Calculating conduit fill is a straightforward process, but important to comply with NEC requirements (National Electrical Code) and avoid expensive rewiring (and most importantly, to keep your electrical installation safe!). The following steps describe these factors and explains how to correctly calculate conduit fill.
There are three different factors that must be considered when performing raceway fill calculations:
- Number of cables in the conduit
- Cross section area of the cables
- Number of bends in the conduit
Step 1: Calculating wire cross-section area
If you already know how many wires you need (this means you know the number of wires and what insulation type and gauge these will be) all you need to do is find the cross-sectional area for each wire and add these up.
You have the following wire types and amounts:
- 4 wires, with insulation type THHN, and gauge of 8 AWG
- 2 wires, with insulation type THW, and gauge of 4 AWG
A 8AWG THHN wire has a cross section of 23.61 square millimeters (0.03659 square inches), while a 4 AWG THW has a cross section of 62.77 square millimeters (0.09729 square inches).

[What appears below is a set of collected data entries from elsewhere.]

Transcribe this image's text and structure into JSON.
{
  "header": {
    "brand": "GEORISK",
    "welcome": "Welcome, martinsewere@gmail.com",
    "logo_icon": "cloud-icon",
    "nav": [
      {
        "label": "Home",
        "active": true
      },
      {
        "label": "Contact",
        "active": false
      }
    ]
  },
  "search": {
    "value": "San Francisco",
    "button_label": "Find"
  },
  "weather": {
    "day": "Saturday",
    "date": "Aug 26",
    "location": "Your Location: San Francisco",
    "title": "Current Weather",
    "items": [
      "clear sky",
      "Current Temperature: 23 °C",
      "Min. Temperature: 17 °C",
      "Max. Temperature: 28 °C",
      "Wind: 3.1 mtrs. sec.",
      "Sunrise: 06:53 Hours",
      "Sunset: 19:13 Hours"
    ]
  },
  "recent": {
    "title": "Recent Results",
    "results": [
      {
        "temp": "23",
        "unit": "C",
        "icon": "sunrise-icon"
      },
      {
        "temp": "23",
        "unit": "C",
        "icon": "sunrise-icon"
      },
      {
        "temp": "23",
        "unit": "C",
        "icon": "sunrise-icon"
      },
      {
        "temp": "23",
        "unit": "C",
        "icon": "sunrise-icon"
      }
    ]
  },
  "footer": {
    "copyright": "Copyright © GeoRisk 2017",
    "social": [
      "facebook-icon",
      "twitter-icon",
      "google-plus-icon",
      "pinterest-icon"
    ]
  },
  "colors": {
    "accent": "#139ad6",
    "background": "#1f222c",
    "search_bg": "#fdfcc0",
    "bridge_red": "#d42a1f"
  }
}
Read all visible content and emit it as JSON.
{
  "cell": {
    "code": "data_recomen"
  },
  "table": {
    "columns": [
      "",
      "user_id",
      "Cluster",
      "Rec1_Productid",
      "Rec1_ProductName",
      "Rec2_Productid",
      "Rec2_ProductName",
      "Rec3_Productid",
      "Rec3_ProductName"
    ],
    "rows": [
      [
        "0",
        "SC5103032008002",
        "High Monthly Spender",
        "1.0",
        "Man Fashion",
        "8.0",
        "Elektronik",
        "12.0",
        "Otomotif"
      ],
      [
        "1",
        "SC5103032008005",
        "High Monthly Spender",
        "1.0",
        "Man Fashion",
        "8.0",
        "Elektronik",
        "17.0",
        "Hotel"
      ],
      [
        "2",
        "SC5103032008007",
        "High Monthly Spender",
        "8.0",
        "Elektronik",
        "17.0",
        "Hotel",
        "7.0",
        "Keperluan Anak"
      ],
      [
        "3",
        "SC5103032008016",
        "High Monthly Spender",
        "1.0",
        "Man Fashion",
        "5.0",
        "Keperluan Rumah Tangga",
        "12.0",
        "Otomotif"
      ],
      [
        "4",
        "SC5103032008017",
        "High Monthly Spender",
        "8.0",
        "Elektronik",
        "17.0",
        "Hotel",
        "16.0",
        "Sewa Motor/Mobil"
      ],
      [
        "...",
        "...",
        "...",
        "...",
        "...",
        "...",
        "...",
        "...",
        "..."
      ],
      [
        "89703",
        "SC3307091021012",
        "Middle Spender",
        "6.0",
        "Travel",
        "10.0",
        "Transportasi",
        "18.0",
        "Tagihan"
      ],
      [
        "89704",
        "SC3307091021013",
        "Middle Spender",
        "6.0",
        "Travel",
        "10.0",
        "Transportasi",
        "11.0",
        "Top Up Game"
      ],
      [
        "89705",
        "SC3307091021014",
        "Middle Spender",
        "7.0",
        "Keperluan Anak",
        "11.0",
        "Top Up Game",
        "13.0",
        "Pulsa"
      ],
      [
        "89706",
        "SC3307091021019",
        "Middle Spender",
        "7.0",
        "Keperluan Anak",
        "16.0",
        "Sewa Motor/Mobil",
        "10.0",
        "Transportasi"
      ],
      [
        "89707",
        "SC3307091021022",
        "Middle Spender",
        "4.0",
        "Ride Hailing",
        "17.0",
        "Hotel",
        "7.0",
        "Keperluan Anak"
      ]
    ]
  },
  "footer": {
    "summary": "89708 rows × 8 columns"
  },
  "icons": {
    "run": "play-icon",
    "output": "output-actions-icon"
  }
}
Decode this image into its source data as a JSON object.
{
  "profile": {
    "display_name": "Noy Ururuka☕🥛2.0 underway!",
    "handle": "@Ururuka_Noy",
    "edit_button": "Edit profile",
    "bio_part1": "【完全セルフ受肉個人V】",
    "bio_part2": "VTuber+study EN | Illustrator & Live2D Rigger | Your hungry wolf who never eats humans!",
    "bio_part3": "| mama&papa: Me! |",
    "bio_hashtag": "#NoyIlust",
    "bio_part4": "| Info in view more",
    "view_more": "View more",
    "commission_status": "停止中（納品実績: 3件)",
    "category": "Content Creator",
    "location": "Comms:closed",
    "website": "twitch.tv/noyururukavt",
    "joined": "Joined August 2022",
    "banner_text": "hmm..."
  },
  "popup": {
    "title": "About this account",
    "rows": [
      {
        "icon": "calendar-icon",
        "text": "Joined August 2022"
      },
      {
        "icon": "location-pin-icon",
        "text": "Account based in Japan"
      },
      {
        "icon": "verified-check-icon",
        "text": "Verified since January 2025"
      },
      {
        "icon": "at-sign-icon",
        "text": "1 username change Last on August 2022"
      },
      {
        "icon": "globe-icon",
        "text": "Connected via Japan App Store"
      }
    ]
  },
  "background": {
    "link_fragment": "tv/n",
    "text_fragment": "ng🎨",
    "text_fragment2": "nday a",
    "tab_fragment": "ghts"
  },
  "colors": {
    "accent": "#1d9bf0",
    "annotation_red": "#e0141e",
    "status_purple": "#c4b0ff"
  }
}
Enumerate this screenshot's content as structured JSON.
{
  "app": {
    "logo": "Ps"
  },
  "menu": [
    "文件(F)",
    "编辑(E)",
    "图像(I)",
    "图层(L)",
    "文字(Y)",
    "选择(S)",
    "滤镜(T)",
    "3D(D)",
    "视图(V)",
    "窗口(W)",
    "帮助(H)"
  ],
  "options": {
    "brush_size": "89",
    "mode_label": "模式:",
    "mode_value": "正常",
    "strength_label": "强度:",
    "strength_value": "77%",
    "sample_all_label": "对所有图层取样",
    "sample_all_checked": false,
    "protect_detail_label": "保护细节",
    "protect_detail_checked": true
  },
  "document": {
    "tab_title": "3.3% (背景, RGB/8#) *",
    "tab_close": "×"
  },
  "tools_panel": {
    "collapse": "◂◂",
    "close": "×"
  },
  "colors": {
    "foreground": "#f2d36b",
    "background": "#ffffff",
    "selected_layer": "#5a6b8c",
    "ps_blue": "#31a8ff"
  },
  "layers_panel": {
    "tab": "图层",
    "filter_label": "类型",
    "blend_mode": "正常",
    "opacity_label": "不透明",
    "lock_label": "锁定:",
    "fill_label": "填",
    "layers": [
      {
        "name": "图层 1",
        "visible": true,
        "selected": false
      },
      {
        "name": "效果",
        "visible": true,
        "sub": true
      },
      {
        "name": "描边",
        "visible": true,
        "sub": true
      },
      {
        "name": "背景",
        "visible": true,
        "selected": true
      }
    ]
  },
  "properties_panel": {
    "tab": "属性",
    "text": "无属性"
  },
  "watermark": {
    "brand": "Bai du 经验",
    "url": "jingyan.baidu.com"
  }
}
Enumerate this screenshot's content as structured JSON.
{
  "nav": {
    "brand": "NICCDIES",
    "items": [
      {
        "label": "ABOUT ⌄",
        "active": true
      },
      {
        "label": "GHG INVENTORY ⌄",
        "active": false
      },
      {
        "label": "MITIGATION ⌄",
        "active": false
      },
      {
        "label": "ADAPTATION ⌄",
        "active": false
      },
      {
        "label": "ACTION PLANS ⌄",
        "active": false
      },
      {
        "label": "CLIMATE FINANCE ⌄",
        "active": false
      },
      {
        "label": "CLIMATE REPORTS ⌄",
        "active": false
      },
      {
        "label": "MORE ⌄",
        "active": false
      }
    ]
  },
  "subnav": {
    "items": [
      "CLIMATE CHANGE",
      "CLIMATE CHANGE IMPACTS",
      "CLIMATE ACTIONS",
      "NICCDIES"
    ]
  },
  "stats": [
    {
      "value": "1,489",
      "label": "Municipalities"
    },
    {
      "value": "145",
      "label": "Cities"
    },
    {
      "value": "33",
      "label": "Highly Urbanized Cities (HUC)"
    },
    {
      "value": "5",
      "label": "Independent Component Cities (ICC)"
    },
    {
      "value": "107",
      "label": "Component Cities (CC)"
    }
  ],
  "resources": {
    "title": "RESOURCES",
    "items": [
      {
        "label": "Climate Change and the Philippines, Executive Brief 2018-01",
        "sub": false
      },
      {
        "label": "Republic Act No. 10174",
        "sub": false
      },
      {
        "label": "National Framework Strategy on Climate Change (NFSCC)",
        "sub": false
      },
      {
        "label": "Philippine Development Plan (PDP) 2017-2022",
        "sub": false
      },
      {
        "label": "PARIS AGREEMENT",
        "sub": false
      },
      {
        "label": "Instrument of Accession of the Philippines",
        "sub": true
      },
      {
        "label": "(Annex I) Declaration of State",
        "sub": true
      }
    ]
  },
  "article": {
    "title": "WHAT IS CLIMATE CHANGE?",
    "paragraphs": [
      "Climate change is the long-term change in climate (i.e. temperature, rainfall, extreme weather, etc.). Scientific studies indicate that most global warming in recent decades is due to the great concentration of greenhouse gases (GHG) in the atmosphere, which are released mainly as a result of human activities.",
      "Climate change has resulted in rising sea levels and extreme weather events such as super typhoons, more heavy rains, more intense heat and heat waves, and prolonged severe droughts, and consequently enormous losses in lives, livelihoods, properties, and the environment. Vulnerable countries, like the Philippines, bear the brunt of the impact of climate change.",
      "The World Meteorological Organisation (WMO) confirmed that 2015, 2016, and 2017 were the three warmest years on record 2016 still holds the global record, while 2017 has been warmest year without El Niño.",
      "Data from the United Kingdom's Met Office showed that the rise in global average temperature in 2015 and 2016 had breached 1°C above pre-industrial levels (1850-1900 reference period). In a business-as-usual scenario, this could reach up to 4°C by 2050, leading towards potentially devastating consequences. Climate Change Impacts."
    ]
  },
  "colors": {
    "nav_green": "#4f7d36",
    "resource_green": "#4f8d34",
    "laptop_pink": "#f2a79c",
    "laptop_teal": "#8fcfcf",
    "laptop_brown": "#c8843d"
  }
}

This means the total cross section area of all the wires is:
(23.61 sq. mm) x 4 + (62.77 sq. mm) x 2 = 219.98 sq. mm
Finding minimum available conduit area
The National Electrical Code establishes that if a conduit only contains 1 wire, the max fill percentage is 53%. If it contains 2 wires, the max fill percentage is 31%. And if it contains 3 or more wires, the max fill percentage is 40%. Using the wire cross section areas calculated previously we can obtain the minimum conduit size we must use.
Following the previous example we noted that we’re using a total of 6 wires, which means that in our case, the max fill percentage is 40%. Since we had already calculated the total wire area, we can easily calculate the minimum conduit area:
219.98 sq. mm / 0.4 = 549.95 sq. mm
Using a simple lookup, we can find the closest conduit size.
Example: If we need to use an EMT conduit, we can find that the closest conduit size is a 1 inch conduit, which gives us a 39% conduit fill.
Planning for conduit bends
Bends in conduit make wire pulling hard, and a high conduit fill percentage makes it even harder, which is why even more empty conduit cross-section area is recommended in these cases. For each 90 degree conduit bend it is recommended to subtract 15% from the total cross-section area. Also, you should avoid whenever possible more than 2, 90 degree bends in a single section of conduit.